In 1923, Stott registered as an architect and in 1926 built another dwelling for the Moran family. The house, known as Little Milton is on Albany Road in Toorak. She built the property in conjunction with Stephenson & Meldrum and when completed, the home was featured in Australian Home Beautiful. The house may be named after Little Milton in Oxfordshire, and has some similarities to the manor house in Great Milton. The design features a two-story brick façade topped with a pitched gable roof tiled in terra cotta. The entryway is accessed through a Tudor arch, leading into a grand hallway with parquet flooring. The lower floor has a large living room, dining room, galley kitchen and billiard room and the upper floor contains five bedrooms and baths. The gardens were designed by landscape architect Edna Walling. On 20 August 1998 the property was listed in the Victorian Heritage Register.
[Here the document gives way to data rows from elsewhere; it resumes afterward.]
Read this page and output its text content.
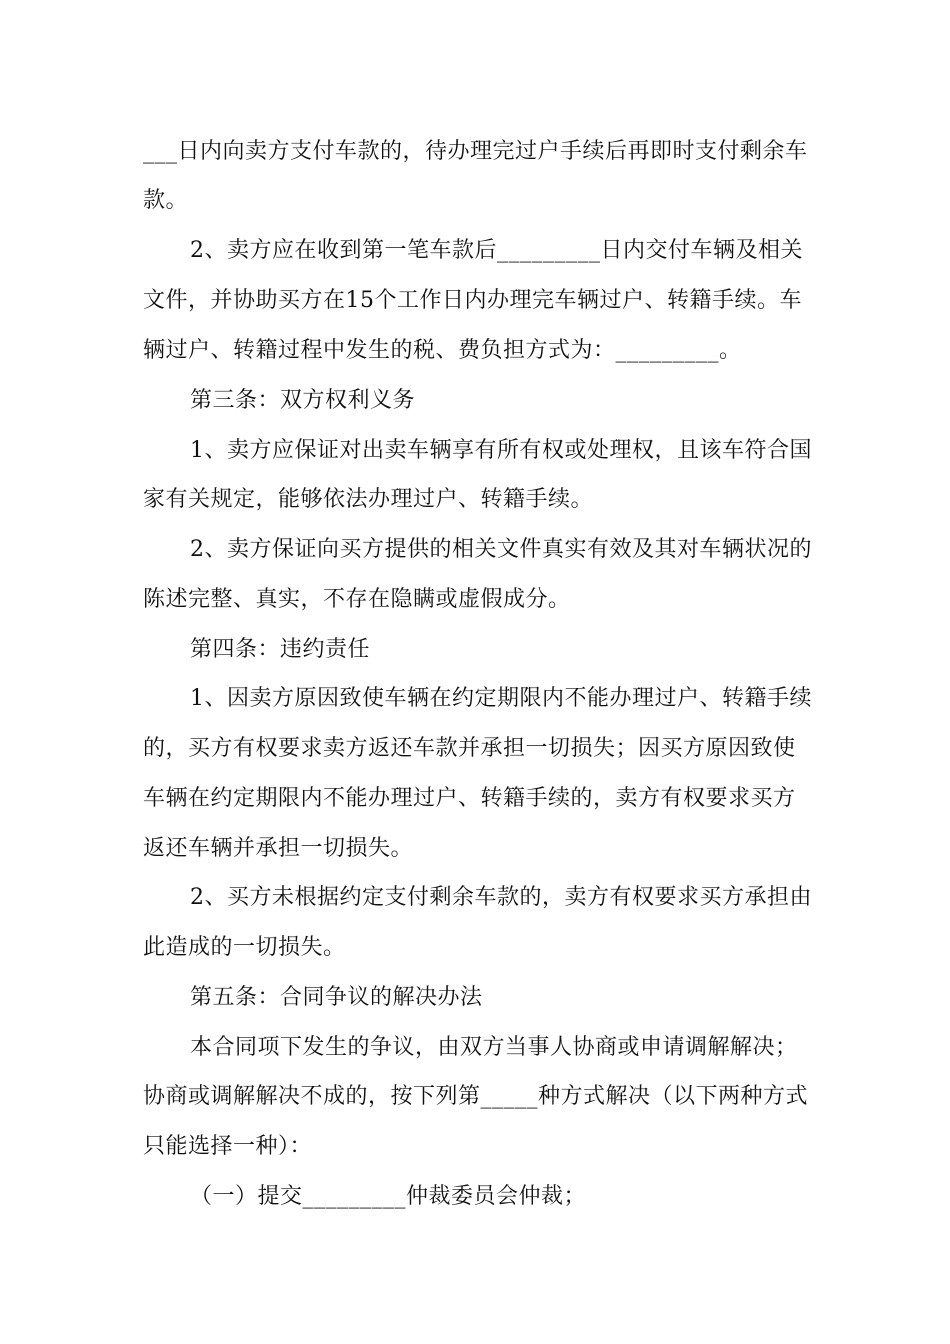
___日内向卖方支付车款的，待办理完过户手续后再即时支付剩余车
款。
2、卖方应在收到第一笔车款后_________日内交付车辆及相关
文件，并协助买方在15个工作日内办理完车辆过户、转籍手续。车
辆过户、转籍过程中发生的税、费负担方式为：_________。
第三条：双方权利义务
1、卖方应保证对出卖车辆享有所有权或处理权，且该车符合国
家有关规定，能够依法办理过户、转籍手续。
2、卖方保证向买方提供的相关文件真实有效及其对车辆状况的
陈述完整、真实，不存在隐瞒或虚假成分。
第四条：违约责任
1、因卖方原因致使车辆在约定期限内不能办理过户、转籍手续
的，买方有权要求卖方返还车款并承担一切损失；因买方原因致使
车辆在约定期限内不能办理过户、转籍手续的，卖方有权要求买方
返还车辆并承担一切损失。
2、买方未根据约定支付剩余车款的，卖方有权要求买方承担由
此造成的一切损失。
第五条：合同争议的解决办法
本合同项下发生的争议，由双方当事人协商或申请调解解决；
协商或调解解决不成的，按下列第_____种方式解决（以下两种方式
只能选择一种）：
（一）提交_________仲裁委员会仲裁；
Little Milton may have been her last commission, as though still advertising as an architect, Stott never joined the Victorian Institute of Architects, and no commissions have been identified after 1926. In 1931, she went to Europe and met Desmond Leech, whom she married in 1932. Leech was a mining engineer from Johannesburg, South Africa and in 1933 she moved with him there. She designed her home at 39 Currie Street, Oaklands, Johannesburg, which was her last known design. Leech died in 1946 and Stott subsequently married James Davies, an Englishman, in 1955. She died in South Africa in 1985.